PROTESTS

As a second generation Chinese American, my nascent understanding of this country was an amalgamation of utopic American ideologies: the American Dream, the wonderful melting pot of America, a healed society post-civil rights movement.

And growing up, I didn’t feel like I had the agency to question that. Rather, I was socialized to lay low, respect law and order, and not cause any trouble. Basically, to be a “good minority.” I was raised to see American society not as something to change or improve, but rather as something to succeed within.

Yet, even after generations of peaceful protests and incendiary rebellions, this country’s troubling history still has not led us to the post-racial society that is so readily peddled and so fatally wrong. There still is no justice.

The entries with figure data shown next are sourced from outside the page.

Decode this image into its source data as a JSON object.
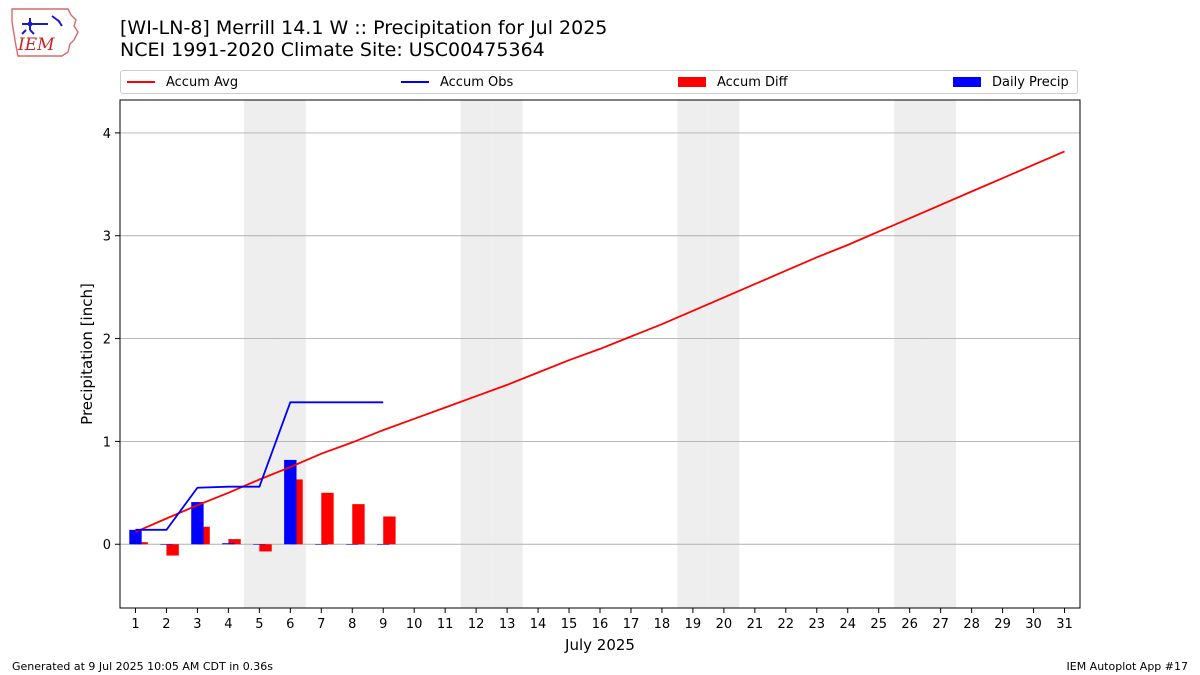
{
  "header": {
    "title_line1": "[WI-LN-8] Merrill 14.1 W :: Precipitation for Jul 2025",
    "title_line2": "NCEI 1991-2020 Climate Site: USC00475364",
    "logo_text": "IEM"
  },
  "footer": {
    "left": "Generated at 9 Jul 2025 10:05 AM CDT in 0.36s",
    "right": "IEM Autoplot App #17"
  },
  "colors": {
    "avg": "#ff0000",
    "obs": "#0000ff",
    "diff": "#ff0000",
    "daily": "#0000ff",
    "weekend": "#eeeeee",
    "grid": "#b0b0b0"
  },
  "chart_data": {
    "type": "bar",
    "xlabel": "July 2025",
    "ylabel": "Precipitation [inch]",
    "xlim": [
      0.5,
      31.5
    ],
    "ylim": [
      -0.62,
      4.32
    ],
    "y_ticks": [
      0,
      1,
      2,
      3,
      4
    ],
    "grid": "y",
    "legend_position": "top",
    "weekend_days": [
      5,
      6,
      12,
      13,
      19,
      20,
      26,
      27
    ],
    "days": [
      1,
      2,
      3,
      4,
      5,
      6,
      7,
      8,
      9,
      10,
      11,
      12,
      13,
      14,
      15,
      16,
      17,
      18,
      19,
      20,
      21,
      22,
      23,
      24,
      25,
      26,
      27,
      28,
      29,
      30,
      31
    ],
    "series": [
      {
        "name": "Accum Avg",
        "type": "line",
        "x": [
          1,
          2,
          3,
          4,
          5,
          6,
          7,
          8,
          9,
          10,
          11,
          12,
          13,
          14,
          15,
          16,
          17,
          18,
          19,
          20,
          21,
          22,
          23,
          24,
          25,
          26,
          27,
          28,
          29,
          30,
          31
        ],
        "values": [
          0.12,
          0.25,
          0.38,
          0.5,
          0.63,
          0.75,
          0.88,
          0.99,
          1.11,
          1.22,
          1.33,
          1.44,
          1.55,
          1.67,
          1.79,
          1.9,
          2.02,
          2.14,
          2.27,
          2.4,
          2.53,
          2.66,
          2.79,
          2.91,
          3.04,
          3.17,
          3.3,
          3.43,
          3.56,
          3.69,
          3.82
        ]
      },
      {
        "name": "Accum Obs",
        "type": "line",
        "x": [
          1,
          2,
          3,
          4,
          5,
          6,
          7,
          8,
          9
        ],
        "values": [
          0.14,
          0.14,
          0.55,
          0.56,
          0.56,
          1.38,
          1.38,
          1.38,
          1.38
        ]
      },
      {
        "name": "Accum Diff",
        "type": "bar",
        "x": [
          1,
          2,
          3,
          4,
          5,
          6,
          7,
          8,
          9
        ],
        "values": [
          0.02,
          -0.11,
          0.17,
          0.05,
          -0.07,
          0.63,
          0.5,
          0.39,
          0.27
        ]
      },
      {
        "name": "Daily Precip",
        "type": "bar",
        "x": [
          1,
          2,
          3,
          4,
          5,
          6,
          7,
          8,
          9
        ],
        "values": [
          0.14,
          0.0,
          0.41,
          0.01,
          0.0,
          0.82,
          0.0,
          0.0,
          0.0
        ]
      }
    ]
  }
}
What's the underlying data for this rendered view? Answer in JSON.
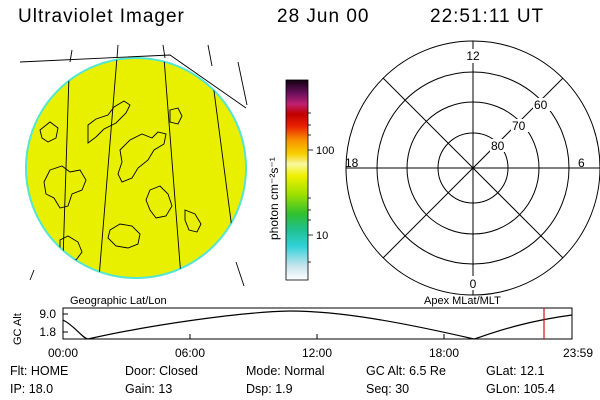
{
  "header": {
    "title": "Ultraviolet Imager",
    "date": "28 Jun 00",
    "time": "22:51:11 UT"
  },
  "colors": {
    "disk_fill": "#e8f000",
    "disk_edge": "#53e6d0",
    "timeline_marker": "#d01010",
    "grid": "#000000"
  },
  "colorbar": {
    "unit_label": "photon cm⁻²s⁻¹",
    "ticks": [
      "100",
      "10"
    ],
    "scale": "log"
  },
  "polar_plot": {
    "mlt_labels": [
      "12",
      "18",
      "6",
      "0"
    ],
    "mlat_labels": [
      "80",
      "70",
      "60"
    ]
  },
  "map_labels": {
    "left": "Geographic Lat/Lon",
    "right": "Apex MLat/MLT"
  },
  "altitude_plot": {
    "ylabel": "GC Alt",
    "yticks": [
      "9.0",
      "1.8"
    ],
    "xticks": [
      "00:00",
      "06:00",
      "12:00",
      "18:00",
      "23:59"
    ]
  },
  "info_rows": [
    [
      {
        "label": "Flt:",
        "value": "HOME"
      },
      {
        "label": "Door:",
        "value": "Closed"
      },
      {
        "label": "Mode:",
        "value": "Normal"
      },
      {
        "label": "GC Alt:",
        "value": "6.5 Re"
      },
      {
        "label": "GLat:",
        "value": "12.1"
      }
    ],
    [
      {
        "label": "IP:",
        "value": "18.0"
      },
      {
        "label": "Gain:",
        "value": "13"
      },
      {
        "label": "Dsp:",
        "value": "1.9"
      },
      {
        "label": "Seq:",
        "value": "30"
      },
      {
        "label": "GLon:",
        "value": "105.4"
      }
    ]
  ]
}
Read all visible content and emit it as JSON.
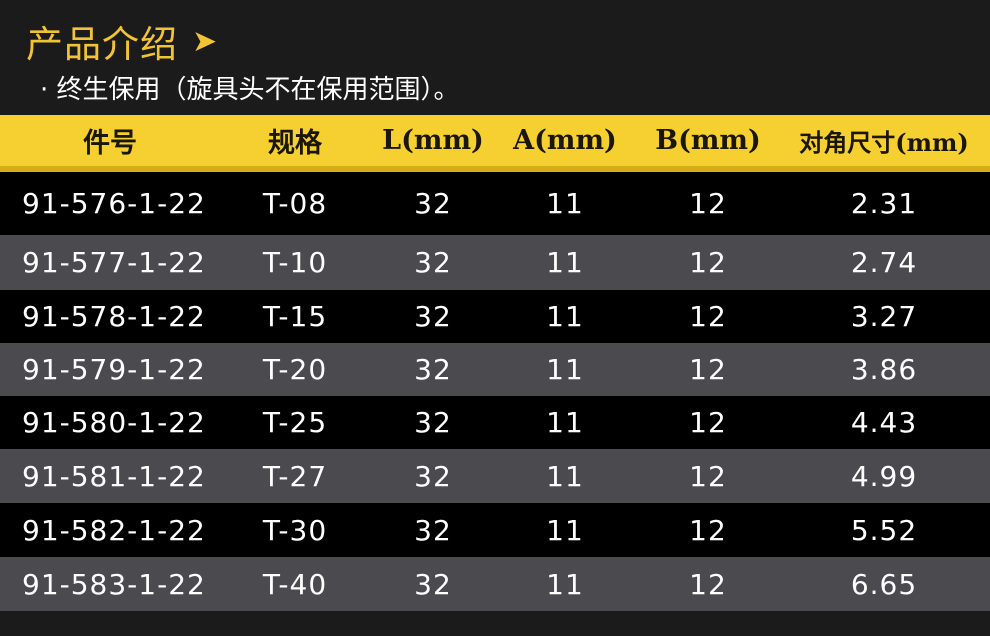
{
  "title": "产品介绍",
  "title_icon": "arrow-right-icon",
  "note": "· 终生保用（旋具头不在保用范围）。",
  "colors": {
    "accent": "#f6cf30",
    "background": "#1b1b1b",
    "row_dark": "#000000",
    "row_gray": "#4a4a4f"
  },
  "table": {
    "headers": [
      "件号",
      "规格",
      "L(mm)",
      "A(mm)",
      "B(mm)",
      "对角尺寸(mm)"
    ],
    "rows": [
      [
        "91-576-1-22",
        "T-08",
        "32",
        "11",
        "12",
        "2.31"
      ],
      [
        "91-577-1-22",
        "T-10",
        "32",
        "11",
        "12",
        "2.74"
      ],
      [
        "91-578-1-22",
        "T-15",
        "32",
        "11",
        "12",
        "3.27"
      ],
      [
        "91-579-1-22",
        "T-20",
        "32",
        "11",
        "12",
        "3.86"
      ],
      [
        "91-580-1-22",
        "T-25",
        "32",
        "11",
        "12",
        "4.43"
      ],
      [
        "91-581-1-22",
        "T-27",
        "32",
        "11",
        "12",
        "4.99"
      ],
      [
        "91-582-1-22",
        "T-30",
        "32",
        "11",
        "12",
        "5.52"
      ],
      [
        "91-583-1-22",
        "T-40",
        "32",
        "11",
        "12",
        "6.65"
      ]
    ]
  }
}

So when I think about the impact of these protests, I think about the power they have in disrupting and dispelling those utopic American ideologies. They challenge the fallacious narratives many of us were raised with. They force us to confront the unpleasant inequalities built into the bones of this country. They force us to recognize how our society and our institutions continue to fail and murder our Black and Brown communities. And they force us to have hard conversations about race—with ourselves, and with our communities.

The murders of George Floyd, Breonna Taylor, Ahmaud Arbery, Manuel Ellis, Rayshard Brooks, and countless others were never just isolated incidents divorced from race. They are the intended outcomes of this country. America was built and continues to run on white supremacy and anti-blackness. And we are socialized to be complicit with—or worse, become arbiters of—that institutionalized inequality.

There is so much to say, and so much that has already been said over several generations, to the point where it feels beyond frustrating that there is still no justice.  But silence is deadly, and inaction is irresponsible. There is a lot to be angry about, and until there is revolutionary change and justice, we must continue to speak out, and fight back.